Induction of interleukin-1β by activated microglia is a prerequisite for immunologically induced fatigue

We previously reported that an intraperitoneal (i.p.) injection of synthetic double-stranded RNA, polyriboinosinic:polyribocytidylic acid (poly-I:C), produced prolonged fatigue in rats, which might serve as a model for chronic fatigue syndrome. The poly-I:C-induced fatigue was associated with serotonin transporter (5-HTT) overexpression in the prefrontal cortex (PFC), a brain region that has been suggested to be critical for fatigue sensation. In the present study, we demonstrated that microglial activation in the PFC was important for poly-I:C-induced fatigue in rats, as pretreatment with minocycline, an inhibitor of microglial activation, prevented the decrease in running wheel activity. Poly-I:C injection increased the microglial interleukin (IL)-1 expression in the PFC. An intracerebroventricular (i.c.v.) injection of IL-1 neutralising antibody limited the poly-I:C-induced decrease in activity, whereas IL-1 (i.c.v.) reduced the activity in a dose-dependent manner. 5-HTT expression was enhanced by IL-1 in primary cultured astrocytes but not in microglia. Poly-I:C injection (i.p.) caused an increase in 5-HTT expression in astrocytes in the PFC of the rat, which was inhibited by pretreatment with minocycline (i.p.) and rat recombinant IL-1 receptor antagonist (i.c.v.).

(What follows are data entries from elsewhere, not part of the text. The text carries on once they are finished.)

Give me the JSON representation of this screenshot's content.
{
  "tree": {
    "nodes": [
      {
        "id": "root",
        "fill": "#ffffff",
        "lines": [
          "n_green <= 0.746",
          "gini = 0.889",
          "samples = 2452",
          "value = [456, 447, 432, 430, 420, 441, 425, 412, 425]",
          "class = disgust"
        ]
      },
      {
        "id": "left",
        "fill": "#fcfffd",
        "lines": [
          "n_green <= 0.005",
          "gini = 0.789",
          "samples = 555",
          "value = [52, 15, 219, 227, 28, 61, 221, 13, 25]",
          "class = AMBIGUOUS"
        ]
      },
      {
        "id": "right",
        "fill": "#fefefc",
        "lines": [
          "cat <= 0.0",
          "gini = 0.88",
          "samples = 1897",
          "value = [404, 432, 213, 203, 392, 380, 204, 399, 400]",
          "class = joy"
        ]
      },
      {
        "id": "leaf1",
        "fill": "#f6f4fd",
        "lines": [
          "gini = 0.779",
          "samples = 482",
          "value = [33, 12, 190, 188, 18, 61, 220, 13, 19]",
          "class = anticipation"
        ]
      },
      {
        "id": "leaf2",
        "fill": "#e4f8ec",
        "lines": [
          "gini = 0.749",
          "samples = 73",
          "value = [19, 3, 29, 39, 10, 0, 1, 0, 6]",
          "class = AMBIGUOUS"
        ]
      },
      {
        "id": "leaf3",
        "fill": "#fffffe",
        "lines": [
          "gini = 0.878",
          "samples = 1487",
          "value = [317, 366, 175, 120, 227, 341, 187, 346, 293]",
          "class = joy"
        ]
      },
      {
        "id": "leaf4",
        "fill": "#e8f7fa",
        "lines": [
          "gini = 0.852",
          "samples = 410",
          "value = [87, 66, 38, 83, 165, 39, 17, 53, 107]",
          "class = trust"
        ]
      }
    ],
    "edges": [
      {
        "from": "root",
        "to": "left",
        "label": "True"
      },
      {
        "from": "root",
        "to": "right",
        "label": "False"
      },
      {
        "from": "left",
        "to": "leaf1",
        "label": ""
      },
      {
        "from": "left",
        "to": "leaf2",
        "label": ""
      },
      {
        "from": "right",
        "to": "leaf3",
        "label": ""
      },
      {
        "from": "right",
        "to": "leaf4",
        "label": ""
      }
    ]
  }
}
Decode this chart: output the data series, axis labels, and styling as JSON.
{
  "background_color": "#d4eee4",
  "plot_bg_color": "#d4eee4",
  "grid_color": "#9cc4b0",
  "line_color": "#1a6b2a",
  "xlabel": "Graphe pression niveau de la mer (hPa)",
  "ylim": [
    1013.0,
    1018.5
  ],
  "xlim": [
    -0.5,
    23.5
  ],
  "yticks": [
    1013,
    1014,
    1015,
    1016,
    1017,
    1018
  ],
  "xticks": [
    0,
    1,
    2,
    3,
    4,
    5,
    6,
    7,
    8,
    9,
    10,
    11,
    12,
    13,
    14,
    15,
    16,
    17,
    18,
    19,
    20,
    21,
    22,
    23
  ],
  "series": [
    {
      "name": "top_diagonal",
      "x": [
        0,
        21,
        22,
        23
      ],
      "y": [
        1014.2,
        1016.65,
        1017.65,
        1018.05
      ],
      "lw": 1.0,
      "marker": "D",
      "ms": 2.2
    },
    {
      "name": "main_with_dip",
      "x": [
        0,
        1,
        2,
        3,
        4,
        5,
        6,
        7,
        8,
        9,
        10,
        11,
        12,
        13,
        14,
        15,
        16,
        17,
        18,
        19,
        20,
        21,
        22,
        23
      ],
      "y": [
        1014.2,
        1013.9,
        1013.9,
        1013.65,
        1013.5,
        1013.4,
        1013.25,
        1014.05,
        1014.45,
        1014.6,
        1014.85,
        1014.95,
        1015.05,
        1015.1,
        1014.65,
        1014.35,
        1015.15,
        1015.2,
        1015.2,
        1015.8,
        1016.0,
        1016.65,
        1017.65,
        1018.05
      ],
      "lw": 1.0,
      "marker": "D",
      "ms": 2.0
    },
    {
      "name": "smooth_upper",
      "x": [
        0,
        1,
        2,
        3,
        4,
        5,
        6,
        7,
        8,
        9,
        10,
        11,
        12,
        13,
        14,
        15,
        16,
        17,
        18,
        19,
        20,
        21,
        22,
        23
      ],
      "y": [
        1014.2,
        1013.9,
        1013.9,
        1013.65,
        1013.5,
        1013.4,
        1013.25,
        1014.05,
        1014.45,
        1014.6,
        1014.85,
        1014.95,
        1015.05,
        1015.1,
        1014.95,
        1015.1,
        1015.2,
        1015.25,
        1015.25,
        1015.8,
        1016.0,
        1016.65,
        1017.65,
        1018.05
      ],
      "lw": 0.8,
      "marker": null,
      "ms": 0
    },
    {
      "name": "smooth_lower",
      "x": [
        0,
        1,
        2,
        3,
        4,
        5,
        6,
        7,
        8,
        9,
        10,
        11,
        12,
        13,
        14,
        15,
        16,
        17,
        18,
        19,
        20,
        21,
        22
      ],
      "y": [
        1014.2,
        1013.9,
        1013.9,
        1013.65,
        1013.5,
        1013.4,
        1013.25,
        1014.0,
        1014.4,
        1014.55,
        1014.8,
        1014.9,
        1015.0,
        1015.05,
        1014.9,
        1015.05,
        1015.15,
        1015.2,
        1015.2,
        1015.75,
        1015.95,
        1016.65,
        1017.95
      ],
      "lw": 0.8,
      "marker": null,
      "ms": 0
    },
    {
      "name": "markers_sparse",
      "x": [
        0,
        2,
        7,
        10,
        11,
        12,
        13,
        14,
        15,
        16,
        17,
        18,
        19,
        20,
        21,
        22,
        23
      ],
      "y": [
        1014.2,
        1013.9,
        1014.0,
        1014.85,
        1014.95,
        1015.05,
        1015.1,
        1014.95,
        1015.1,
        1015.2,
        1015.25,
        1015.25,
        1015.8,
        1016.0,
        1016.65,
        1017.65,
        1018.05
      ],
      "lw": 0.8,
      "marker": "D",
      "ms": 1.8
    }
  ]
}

Poly-I:C injection (i.p.) led to a breakdown of the blood-brain barrier and enhanced Toll-like receptor 3 signaling in the brain. Furthermore, direct application of poly-I:C enhanced IL-1 expression in primary microglia. We therefore propose that poly-I:C-induced microglial activation, which may be at least partly caused by a direct action of poly-I:C, enhances IL-1 expression. Then, IL-1 induces 5-HTT expression in astrocytes, resulting in the immunologically induced fatigue.